- Relator(a)
- Ministra Regina Helena Costa
- Órgão julgador
- Primeira Turma
- Data do julgamento
- 09/02/2026
- Data de publicação
- 13/02/2026
STJ – Acórdão, Rel. Ministra Regina Helena Costa, Primeira Turma, j. 09/02/2026, p. 13/02/2026
PROCESSUAL CIVIL. TRIBUTÁRIO. AGRAVO INTERNO NO RECURSO ESPECIAL. VIOLAÇÃO AO ART. 1.022 DO CPC. INOCORRÊNCIA. ICMS NAS OPERAÇÕES ENTRE MATRIZ E FILIAL. AUSÊNCIA DE JUSTO RECEIO DE POSSÍVEL LESÃO À IMPETRANTE. FUNDAMENTO DO ACÓRDÃO RECORRIDO NÃO IMPUGNADOS. RAZÕES RECURSAIS DIVERSAS. SÚMULAS N. 283 E 284 DO STF. VIOLAÇÃO A NORMA DE DIREITO LOCAL E DA CONSTITUIÇÃO DA REPÚBLICA. IMPOSSIBILIDADE DE ANÁLISE EM SEDE DE RECURSO ESPECIAL. MULTA PREVISTA NO ART. 1.021, § 4º, DO CPC/2015. DESCABIMENTO. I - A Corte de origem apreciou todas as questões relevantes apresentadas com fundamentos suficientes, mediante apreciação da disciplina normativa e cotejo ao posicionamento jurisprudencial aplicável à hipótese. Inexistência de omissão, contradição ou obscuridade. II - Os argumentos apresentados nas razões do recurso especial não buscam infirmar o fudamento do acórdão recorrido atinente à ausência de justo receio de possível lesão à Impetrante, não sendo cabível a impetração do presente Mandado de Segurança Incidência, por analogia, das Súmulas n. 283 e 284/STF. III - É entendimento pacífico desta Corte que o recurso especial possui fundamentação vinculada, não se constituindo em instrumento processual destinado a examinar possível ofensa à norma Constitucional ou direito local.
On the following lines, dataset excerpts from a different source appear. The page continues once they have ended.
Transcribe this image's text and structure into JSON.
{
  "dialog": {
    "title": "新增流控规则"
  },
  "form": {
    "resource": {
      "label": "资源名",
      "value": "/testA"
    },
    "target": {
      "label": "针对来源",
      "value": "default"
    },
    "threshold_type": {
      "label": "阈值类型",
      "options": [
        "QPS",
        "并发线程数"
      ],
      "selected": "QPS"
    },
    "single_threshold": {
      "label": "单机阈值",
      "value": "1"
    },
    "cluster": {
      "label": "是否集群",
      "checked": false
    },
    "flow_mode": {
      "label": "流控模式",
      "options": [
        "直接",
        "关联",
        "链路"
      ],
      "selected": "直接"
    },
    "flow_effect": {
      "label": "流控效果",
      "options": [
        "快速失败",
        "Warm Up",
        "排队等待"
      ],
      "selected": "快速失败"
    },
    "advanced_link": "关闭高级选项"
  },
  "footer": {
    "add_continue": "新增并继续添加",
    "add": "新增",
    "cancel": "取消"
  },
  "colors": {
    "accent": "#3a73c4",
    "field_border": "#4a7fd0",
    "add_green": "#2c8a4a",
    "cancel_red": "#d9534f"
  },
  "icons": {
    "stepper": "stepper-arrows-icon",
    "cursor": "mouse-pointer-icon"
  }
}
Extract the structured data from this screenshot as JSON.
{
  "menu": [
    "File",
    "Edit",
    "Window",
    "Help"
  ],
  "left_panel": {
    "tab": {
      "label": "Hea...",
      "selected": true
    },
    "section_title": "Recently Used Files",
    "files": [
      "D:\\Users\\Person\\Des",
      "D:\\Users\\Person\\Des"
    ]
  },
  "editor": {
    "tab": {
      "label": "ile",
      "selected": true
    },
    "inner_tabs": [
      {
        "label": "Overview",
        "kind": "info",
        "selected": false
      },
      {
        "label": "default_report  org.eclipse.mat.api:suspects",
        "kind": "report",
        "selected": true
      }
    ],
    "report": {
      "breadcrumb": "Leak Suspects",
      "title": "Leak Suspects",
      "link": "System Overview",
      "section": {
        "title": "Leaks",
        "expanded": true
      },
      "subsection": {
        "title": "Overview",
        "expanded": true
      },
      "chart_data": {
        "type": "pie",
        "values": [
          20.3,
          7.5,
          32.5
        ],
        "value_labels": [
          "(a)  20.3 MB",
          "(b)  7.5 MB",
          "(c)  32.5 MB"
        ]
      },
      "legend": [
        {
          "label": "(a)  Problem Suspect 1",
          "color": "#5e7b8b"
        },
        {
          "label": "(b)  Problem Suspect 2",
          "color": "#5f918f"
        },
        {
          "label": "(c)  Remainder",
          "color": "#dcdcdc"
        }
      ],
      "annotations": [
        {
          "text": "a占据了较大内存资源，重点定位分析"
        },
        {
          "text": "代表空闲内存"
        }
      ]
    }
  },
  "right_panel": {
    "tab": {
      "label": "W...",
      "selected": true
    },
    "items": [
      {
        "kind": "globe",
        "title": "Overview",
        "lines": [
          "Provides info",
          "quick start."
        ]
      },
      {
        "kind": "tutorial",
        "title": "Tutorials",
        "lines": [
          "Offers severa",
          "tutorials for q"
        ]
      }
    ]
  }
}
IV - Em regra, descabe a imposição da multa, prevista no art. 1.021, § 4º, do Código de Processo Civil de 2015, em razão do mero improvimento do Agravo Interno em votação unânime, sendo necessária a configuração da manifesta inadmissibilidade ou improcedência do recurso a autorizar sua aplicação, o que não ocorreu no caso. V - Agravo Interno improvido. (AgInt no REsp n. 2.240.170/AL, relatora Ministra Regina Helena Costa, Primeira Turma, julgado em 9/2/2026, DJEN de 13/2/2026.)